Par un mémoire en défense, enregistré 7 avril 2025, le préfet de la Haute-Saône conclut au rejet de la requête.
Le préfet soutient que les moyens soulevés par M. C ne sont pas fondés.
M. C a obtenu le bénéfice de l’aide juridictionnelle totale par une décision du 9 mai 2025.
Vu les autres pièces du dossier.
Vu :
— le code de l’entrée et du séjour des étrangers et du droit d’asile ;
— la loi n° 91-647 du 10 juillet 1991 ;
— le code de justice administrative.
La présidente de la formation de jugement a dispensé le rapporteur public, sur sa proposition, de prononcer des conclusions à l’audience.
Les parties ont été régulièrement averties du jour de l’audience.
Ont été entendus au cours de l’audience publique :
— le rapport de M. Seytel,
— les observations de Me Diaz pour M. C.
Considérant ce qui suit :
1. M. C, de nationalité guinéenne, a fait l’objet, le 8 octobre 2024, d’une obligation de quitter, sans délai, le territoire français et d’une interdiction de retour sur le territoire français d’une durée de deux ans.
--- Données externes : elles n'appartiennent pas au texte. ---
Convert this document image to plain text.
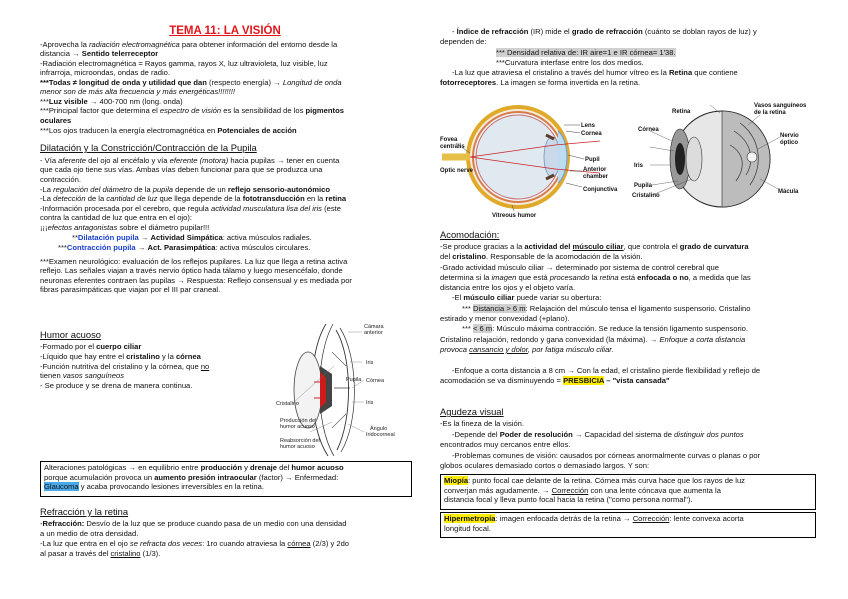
TEMA 11: LA VISIÓN

-Aprovecha la radiación electromagnética para obtener información del entorno desde la

distancia → Sentido telerreceptor

-Radiación electromagnética = Rayos gamma, rayos X, luz ultravioleta, luz visible, luz

infrarroja, microondas, ondas de radio.

***Todas ≠ longitud de onda y utilidad que dan (respecto energía) → Longitud de onda

menor son de más alta frecuencia y más energéticas!!!!!!!!

***Luz visible → 400-700 nm (long. onda)

***Principal factor que determina el espectro de visión es la sensibilidad de los pigmentos

oculares

***Los ojos traducen la energía electromagnética en Potenciales de acción

Dilatación y la Constricción/Contracción de la Pupila

- Vía aferente del ojo al encéfalo y vía eferente (motora) hacia pupilas → tener en cuenta

que cada ojo tiene sus vías. Ambas vías deben funcionar para que se produzca una

contracción.

-La regulación del diámetro de la pupila depende de un reflejo sensorio-autonómico

-La detección de la cantidad de luz que llega depende de la fototransducción en la retina

-Información procesada por el cerebro, que regula actividad musculatura lisa del iris (este

contra la cantidad de luz que entra en el ojo):

¡¡¡efectos antagonistas sobre el diámetro pupilar!!!

**Dilatación pupila → Actividad Simpática: activa músculos radiales.

***Contracción pupila → Act. Parasimpática: activa músculos circulares.

***Examen neurológico: evaluación de los reflejos pupilares. La luz que llega a retina activa

reflejo. Las señales viajan a través nervio óptico hada tálamo y luego mesencéfalo, donde

neuronas eferentes contraen las pupilas → Respuesta: Reflejo consensual y es mediada por

fibras parasimpáticas que viajan por el III par craneal.

Humor acuoso

-Formado por el cuerpo ciliar

-Líquido que hay entre el cristalino y la córnea

-Función nutritiva del cristalino y la córnea, que no

tienen vasos sanguíneos

- Se produce y se drena de manera continua.

Cámara
anterior
Iris
Pupila Córnea
Iris
Cristalino
Producción del
humor acuoso	Ángulo
Iridocorneal
Reabsorción del
humor acuoso
Alteraciones patológicas → en equilibrio entre producción y drenaje del humor acuoso
porque acumulación provoca un aumento presión intraocular (factor) → Enfermedad:
Glaucoma y acaba provocando lesiones irreversibles en la retina.

Refracción y la retina

-Refracción: Desvío de la luz que se produce cuando pasa de un medio con una densidad

a un medio de otra densidad.

-La luz que entra en el ojo se refracta dos veces: 1ro cuando atraviesa la córnea (2/3) y 2do

al pasar a través del cristalino (1/3).

- Índice de refracción (IR) mide el grado de refracción (cuánto se doblan rayos de luz) y

dependen de:

*** Densidad relativa de: IR aire=1 e IR córnea= 1'38.

***Curvatura interfase entre los dos medios.

-La luz que atraviesa el cristalino a través del humor vítreo es la Retina que contiene

fotorreceptores. La imagen se forma invertida en la retina.

Lens
Cornea
Fovea
centralis
Pupil
Optic nerve	Anterior
chamber
Conjunctiva
Vitreous humor
Retina
Córnea
Vasos sanguíneos
de la retina
Nervio
óptico
Iris
Pupila
Cristalino
Mácula

Acomodación:

-Se produce gracias a la actividad del músculo ciliar, que controla el grado de curvatura

del cristalino. Responsable de la acomodación de la visión.

-Grado actividad músculo ciliar → determinado por sistema de control cerebral que

determina si la imagen que está procesando la retina está enfocada o no, a medida que las

distancia entre los ojos y el objeto varía.

-El músculo ciliar puede variar su obertura:

*** Distancia > 6 m: Relajación del músculo tensa el ligamento suspensorio. Cristalino

estirado y menor convexidad (+plano).

*** < 6 m: Músculo máxima contracción. Se reduce la tensión ligamento suspensorio.

Cristalino relajación, redondo y gana convexidad (la máxima). → Enfoque a corta distancia

provoca cansancio y dolor, por fatiga músculo ciliar.

-Enfoque a corta distancia a 8 cm → Con la edad, el cristalino pierde flexibilidad y reflejo de

acomodación se va disminuyendo = PRESBICIA – "vista cansada"

Agudeza visual

-Es la fineza de la visión.

-Depende del Poder de resolución → Capacidad del sistema de distinguir dos puntos

encontrados muy cercanos entre ellos.

-Problemas comunes de visión: causados por córneas anormalmente curvas o planas o por

globos oculares demasiado cortos o demasiado largos. Y son:

Miopía: punto focal cae delante de la retina. Córnea más curva hace que los rayos de luz
converjan más agudamente. → Corrección con una lente cóncava que aumenta la
distancia focal y lleva punto focal hacia la retina ("como persona normal").
Hipermetropía: imagen enfocada detrás de la retina → Corrección: lente convexa acorta
longitud focal.
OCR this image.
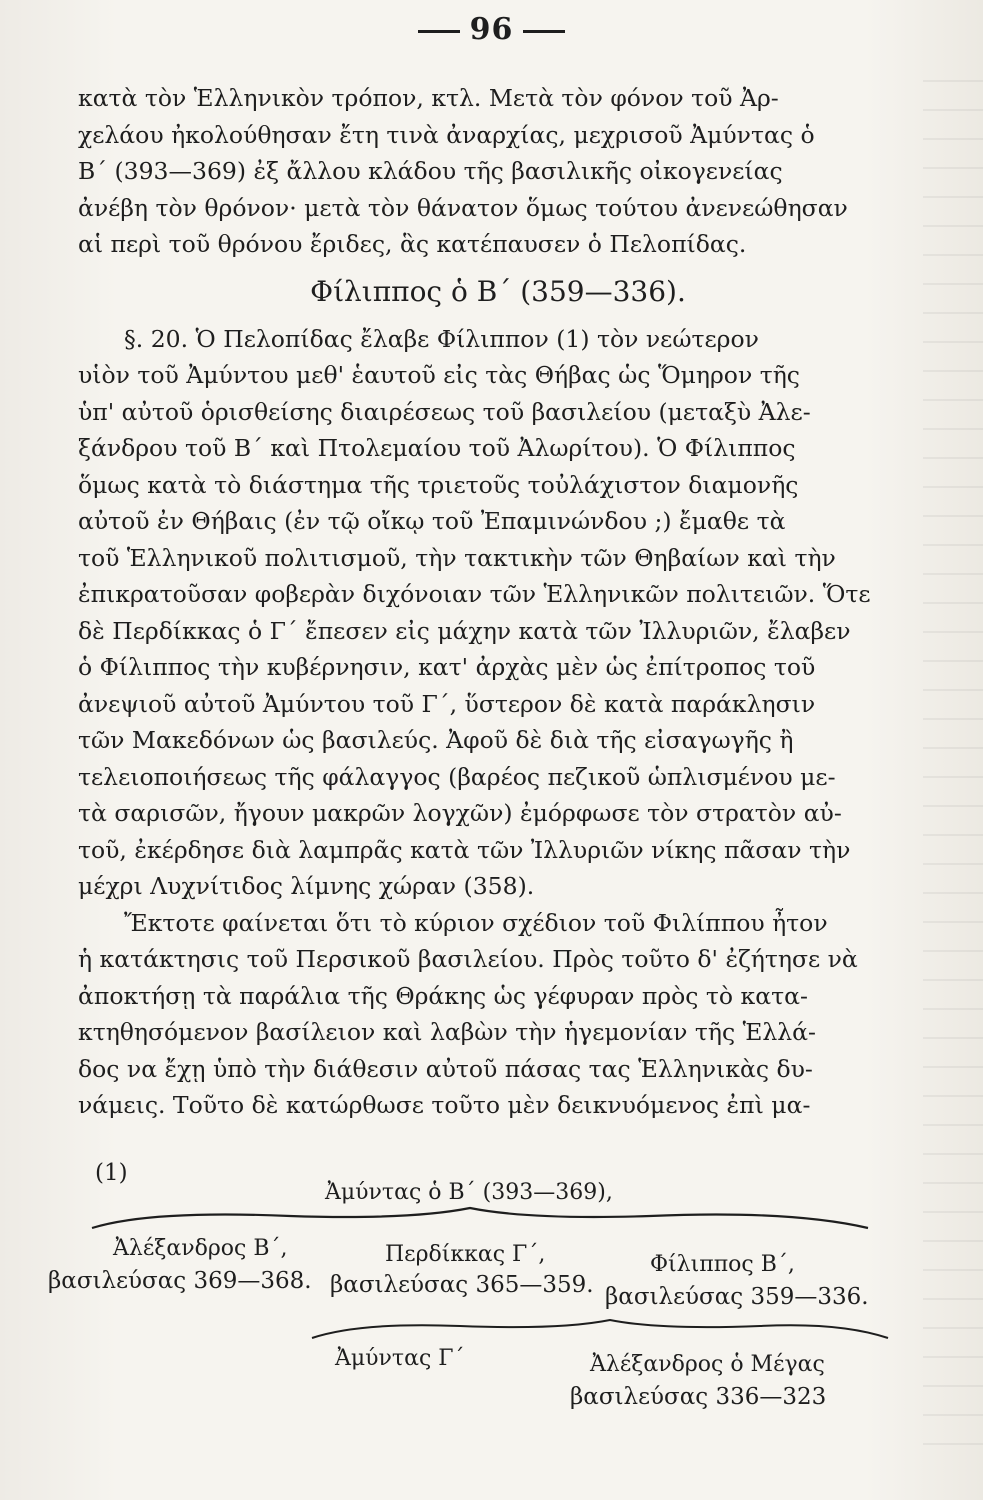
96
κατὰ τὸν Ἑλληνικὸν τρόπον, κτλ. Μετὰ τὸν φόνον τοῦ Ἀρ-
χελάου ἠκολούθησαν ἔτη τινὰ ἀναρχίας, μεχρισοῦ Ἀμύντας ὁ
Β΄ (393—369) ἐξ ἄλλου κλάδου τῆς βασιλικῆς οἰκογενείας
ἀνέβη τὸν θρόνον· μετὰ τὸν θάνατον ὅμως τούτου ἀνενεώθησαν
αἱ περὶ τοῦ θρόνου ἔριδες, ἃς κατέπαυσεν ὁ Πελοπίδας.
Φίλιππος ὁ Β΄ (359—336).
§. 20. Ὁ Πελοπίδας ἔλαβε Φίλιππον (1) τὸν νεώτερον
υἱὸν τοῦ Ἀμύντου μεθ' ἑαυτοῦ εἰς τὰς Θήβας ὡς Ὅμηρον τῆς
ὑπ' αὐτοῦ ὁρισθείσης διαιρέσεως τοῦ βασιλείου (μεταξὺ Ἀλε-
ξάνδρου τοῦ Β΄ καὶ Πτολεμαίου τοῦ Ἀλωρίτου). Ὁ Φίλιππος
ὅμως κατὰ τὸ διάστημα τῆς τριετοῦς τοὐλάχιστον διαμονῆς
αὐτοῦ ἐν Θήβαις (ἐν τῷ οἴκῳ τοῦ Ἐπαμινώνδου ;) ἔμαθε τὰ
τοῦ Ἑλληνικοῦ πολιτισμοῦ, τὴν τακτικὴν τῶν Θηβαίων καὶ τὴν
ἐπικρατοῦσαν φοβερὰν διχόνοιαν τῶν Ἑλληνικῶν πολιτειῶν. Ὅτε
δὲ Περδίκκας ὁ Γ΄ ἔπεσεν εἰς μάχην κατὰ τῶν Ἰλλυριῶν, ἔλαβεν
ὁ Φίλιππος τὴν κυβέρνησιν, κατ' ἀρχὰς μὲν ὡς ἐπίτροπος τοῦ
ἀνεψιοῦ αὐτοῦ Ἀμύντου τοῦ Γ΄, ὕστερον δὲ κατὰ παράκλησιν
τῶν Μακεδόνων ὡς βασιλεύς. Ἀφοῦ δὲ διὰ τῆς εἰσαγωγῆς ἢ
τελειοποιήσεως τῆς φάλαγγος (βαρέος πεζικοῦ ὡπλισμένου με-
τὰ σαρισῶν, ἤγουν μακρῶν λογχῶν) ἐμόρφωσε τὸν στρατὸν αὐ-
τοῦ, ἐκέρδησε διὰ λαμπρᾶς κατὰ τῶν Ἰλλυριῶν νίκης πᾶσαν τὴν
μέχρι Λυχνίτιδος λίμνης χώραν (358).
Ἔκτοτε φαίνεται ὅτι τὸ κύριον σχέδιον τοῦ Φιλίππου ἦτον
ἡ κατάκτησις τοῦ Περσικοῦ βασιλείου. Πρὸς τοῦτο δ' ἐζήτησε νὰ
ἀποκτήσῃ τὰ παράλια τῆς Θράκης ὡς γέφυραν πρὸς τὸ κατα-
κτηθησόμενον βασίλειον καὶ λαβὼν τὴν ἡγεμονίαν τῆς Ἑλλά-
δος να ἔχῃ ὑπὸ τὴν διάθεσιν αὐτοῦ πάσας τας Ἑλληνικὰς δυ-
νάμεις. Τοῦτο δὲ κατώρθωσε τοῦτο μὲν δεικνυόμενος ἐπὶ μα-
(1)
Ἀμύντας ὁ Β΄ (393—369),
Ἀλέξανδρος Β΄,
βασιλεύσας 369—368.
Περδίκκας Γ΄,
βασιλεύσας 365—359.
Φίλιππος Β΄,
βασιλεύσας 359—336.
Ἀμύντας Γ΄	Ἀλέξανδρος ὁ Μέγας
βασιλεύσας 336—323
Le 8 octobre 2024, M. C a été assigné à résidence pour une durée de 45 jours, décision renouvelée les 18 novembre 2024 et 21 janvier 2025 pour la même durée. Par un arrêté du 7 mars 2025, dont M. C demande l’annulation, le préfet de la Haute-Saône l’a assigné à résidence dans ce département pour une durée de six mois dans l’attente de l’exécution de la mesure d’éloignement dont il fait l’objet.
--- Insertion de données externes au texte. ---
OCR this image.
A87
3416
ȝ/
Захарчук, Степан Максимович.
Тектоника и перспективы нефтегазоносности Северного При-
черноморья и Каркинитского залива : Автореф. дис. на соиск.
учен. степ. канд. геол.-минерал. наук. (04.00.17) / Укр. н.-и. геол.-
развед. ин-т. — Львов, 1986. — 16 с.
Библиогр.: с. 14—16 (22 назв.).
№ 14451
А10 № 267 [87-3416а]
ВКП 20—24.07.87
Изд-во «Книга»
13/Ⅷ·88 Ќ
Sur la légalité de la décision contestée :
2. En premier lieu, la décision contestée a été signée par M. B D, directeur de la citoyenneté, de l’immigration et des libertés publiques, lequel dispose d’une délégation de signature du préfet de la Haute-Saône édictée le 4 décembre 2024 et régulièrement publiée le même jour, à l’effet de signer « les assignations à résidence des étrangers en situation irrégulière ». Par suite, le moyen tiré de ce que l’arrêté contesté aurait été signé par une autorité qui n’était pas habilitée à cet effet manque en fait et doit être écarté.
3. En deuxième lieu, aux termes du paragraphe 1 de l’article 41 de la Charte des droits fondamentaux de l’Union européenne : « 1. Toute personne a le droit de voir ses affaires traitées impartialement, équitablement et dans un délai raisonnable par les institutions et organes de l’Union / 2. Ce droit comporte notamment : / – le droit de toute personne d’être entendue avant qu’une mesure individuelle qui l’affecterait défavorablement ne soit prise à son encontre ». Il résulte de la jurisprudence de la Cour de justice de l’Union européenne qu’il revient au requérant d’établir devant le juge que les éléments qu’il n’a pas pu présenter à l’administration auraient pu influer sur le sens de cette décision et il appartient au juge saisi d’une telle demande de vérifier, lorsqu’il estime être en présence d’une irrégularité affectant le droit d’être entendu, si, eu égard à l’ensemble des circonstances de fait et de droit spécifiques de l’espèce, cette violation a effectivement privé celui qui l’invoque de la possibilité de mieux faire valoir sa défense dans une mesure telle que cette procédure administrative aurait pu aboutir à un résultat différent.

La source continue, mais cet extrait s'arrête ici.